With iPhone sales falling for the second quarter in a row, one might assume that overall smartphone sales have likewise stumbled. But don’t tell Samsung: It just reported its best quarter in two years thanks to stronger-than-expected Galaxy S7 sales.
For the most recent quarter, Samsung reported net income of $5.17 billion—an improvement of 5 percent year-over-year—on revenues of $45 billion, up 18 percent. By comparison, Apple’s profits fell 27 percent year-over-year, and the iPhone maker’s revenues dropped 15 percent.
Samsung, of course, has a much more diversified business than Apple.

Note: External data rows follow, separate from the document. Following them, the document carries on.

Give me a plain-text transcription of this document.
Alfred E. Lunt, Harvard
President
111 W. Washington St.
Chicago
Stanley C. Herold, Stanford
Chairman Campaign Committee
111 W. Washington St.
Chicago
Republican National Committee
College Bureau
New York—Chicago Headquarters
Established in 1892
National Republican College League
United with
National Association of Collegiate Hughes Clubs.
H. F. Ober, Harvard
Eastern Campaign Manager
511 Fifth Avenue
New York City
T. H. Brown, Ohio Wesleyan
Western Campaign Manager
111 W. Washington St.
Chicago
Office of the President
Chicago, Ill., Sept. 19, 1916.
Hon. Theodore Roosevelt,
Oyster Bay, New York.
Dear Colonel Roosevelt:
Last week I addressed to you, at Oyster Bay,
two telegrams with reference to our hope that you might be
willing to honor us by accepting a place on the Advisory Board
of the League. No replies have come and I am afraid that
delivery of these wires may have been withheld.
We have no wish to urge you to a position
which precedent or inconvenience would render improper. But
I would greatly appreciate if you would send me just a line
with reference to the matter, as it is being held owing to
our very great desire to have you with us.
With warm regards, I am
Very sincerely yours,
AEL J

But over half of Samsung’s profits were delivered by its mobile division. In many ways, mobile is to Samsung as iPhone is to Apple.
The reversal of fortunes at the two companies was triggered by a number of factors. On Apple’s end, upgrade fatigue combined with normal upgrade cycles and a lackluster new generation of iPhone hardware was responsible for the firm’s shortfall. But for Samsung, stepping up to the plate with a vastly-improved new Galaxy S7 family of smartphones brought consumes out to stores in droves. And Samsung estimates that sold between 75.6 million and 78.3 million smartphones in the quarter, almost twice the number Apple sold.
Samsung’s new flagship handsets shipped in March, which is considered by the industry to be the annual sweet spot for launching new hardware. (This fact contributed to Microsoft’s decision to delay new Surface hardware until next Spring, I was recently told by a high-placed company official. It also explains the timing of the iPhone SE.) It then followed up that release with a smaller series of lower-end devices, and will continue delivering new devices through the summer: Its eagerly-awaited Galaxy Note 7 phablet is expected on August 2.
While I’m still waiting for IDC and Gartner to chime in on the latest smartphone market share numbers, some other analyst firms, like Canalys and Strategy Analytics, are reporting that the smartphone market has halted its sales slide and has returned to modest growth in the most recent quarter. We can almost certainly credit the Galaxy S7 with this turnaround, and approximately 23 percent of the approximately 340 million smartphones that were sold in the previous quarter bore Samsung logos. (Apple’s market share has fallen to roughly 11.7 percent.)
Samsung is also providing positive guidance for the rest of the year. It says that smartphone sales will continue on about the same pace in the current quarter thanks to the pending launch of the Galaxy Note 7. That device, combined with fewer low-end models, should help Samsung maintain a higher average selling price for its devices than it did a year ago.
“We will be implementing very active marketing activities in the second half to drive up actual purchases,” Samsung vice president Lee Kyeong-Tae said in a post-earnings conference call. “Through this, we plan to continue to maintain overall sales of our premium handsets. Given the fact that we plan to launch a large screen flagship model [the Note 7], combined with the maintained S7 prices, we expect the average sales price in the third quarter to improve.”
A turnaround in component prices will help as well.
“Looking ahead to the second half of 2016, the company expects its solid performance to continue compared to the first half, mainly driven by earnings increase in the component business,” a Samsung statement explains.
But Samsung also noted (pardon the pun) that “competitors” (e.g. Apple) were expected to ship new models in the quarter, and that, in China, low-end local devices continue to be a challenge.